Ici flotte le projet d’Andrew Clinco (batteur chez Marriages et Black Marble) ayant pour credo la métamorphose et la transsubstantiation vers Deb DeMure, l’entité responsable du son immersif de Drab Majesty. Alter-ego, seconde peau, masque constitué comme un “archétype entre le vide et la forme”, Deb DeMure est un personnage hors du temps, fardé de blanc et vêtu d’atours mortuaires.
Ce serait trop simple de résumer Drab Majesty par une généalogie de références, et trop facile de le critiquer en insinuant qu’il n’a rien inventé. Aladdin Sane, Jaz Coleman, Genesis P. Orridge, Klaus Nomi ou même harlequin sont autant de figures qu’il frôle, créant ainsi sa propre constellation, dont les artworks représentent déjà un univers en expansion. Sur Careless (2015), les tons chauds, mauves, violets signalaient cette créature sans âge et sans genre. Sur ce nouvel opus, ce sont des retrouvailles avec la froideur des débuts shoegaze du projet (Unarian Dances, 2012). Ceci ressurgit notamment sur Not Just A Name. Sa signature est faite d’effets de reverb incarcérés à l’intérieur d’une guitare cristalline, avec pour conséquence un sentiment de hantise lié au brouillard de titres obsessionnels comme Do It in the Sky ou Cold Souls.

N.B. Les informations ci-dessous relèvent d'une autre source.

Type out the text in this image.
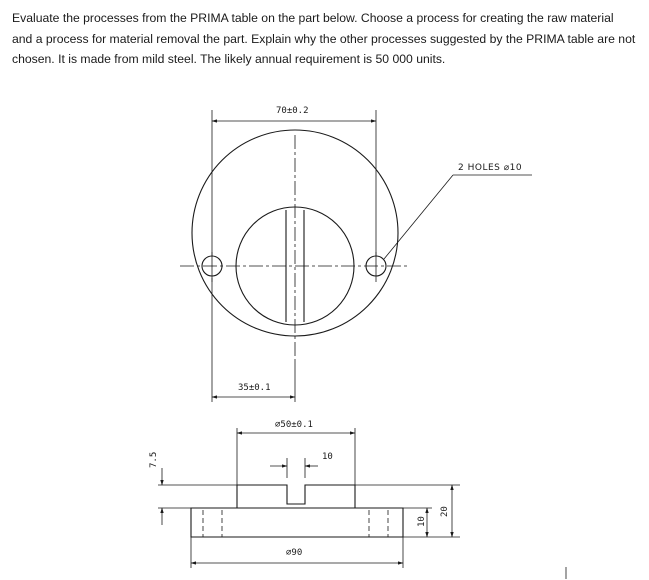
Evaluate the processes from the PRIMA table on the part below. Choose a process for creating the raw material and a process for material removal the part. Explain why the other processes suggested by the PRIMA table are not chosen. It is made from mild steel. The likely annual requirement is 50 000 units.

70±0.2
2 HOLES ⌀10
35±0.1
⌀50±0.1
10
7.5
10
20
⌀90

Depuis son premier album, Deb Demure a notamment collaboré avec King Dude, chantre de la dark-folk (sur un single puis un morceau de l’album de ce dernier), ce qui se ressent à travers le ralentissement de certains morceaux et la place occupée par des parties apaisées, dans lesquelles de nouvelles sources de son s’incarnent (Not Just a Name commence sur quelques murmures de Camella Lobo – du groupe Tropic of Cancer). Parmi les présences, Nicole Estill de True Widow prête ses intonations sur deux titres de la face B, entre lesquels rampe Kissing The Ground, morceau le plus up-tempo qui rappelle Everything is Sentimental, la voix de Deb Debmure légèrement modifiée par un accent alarmant.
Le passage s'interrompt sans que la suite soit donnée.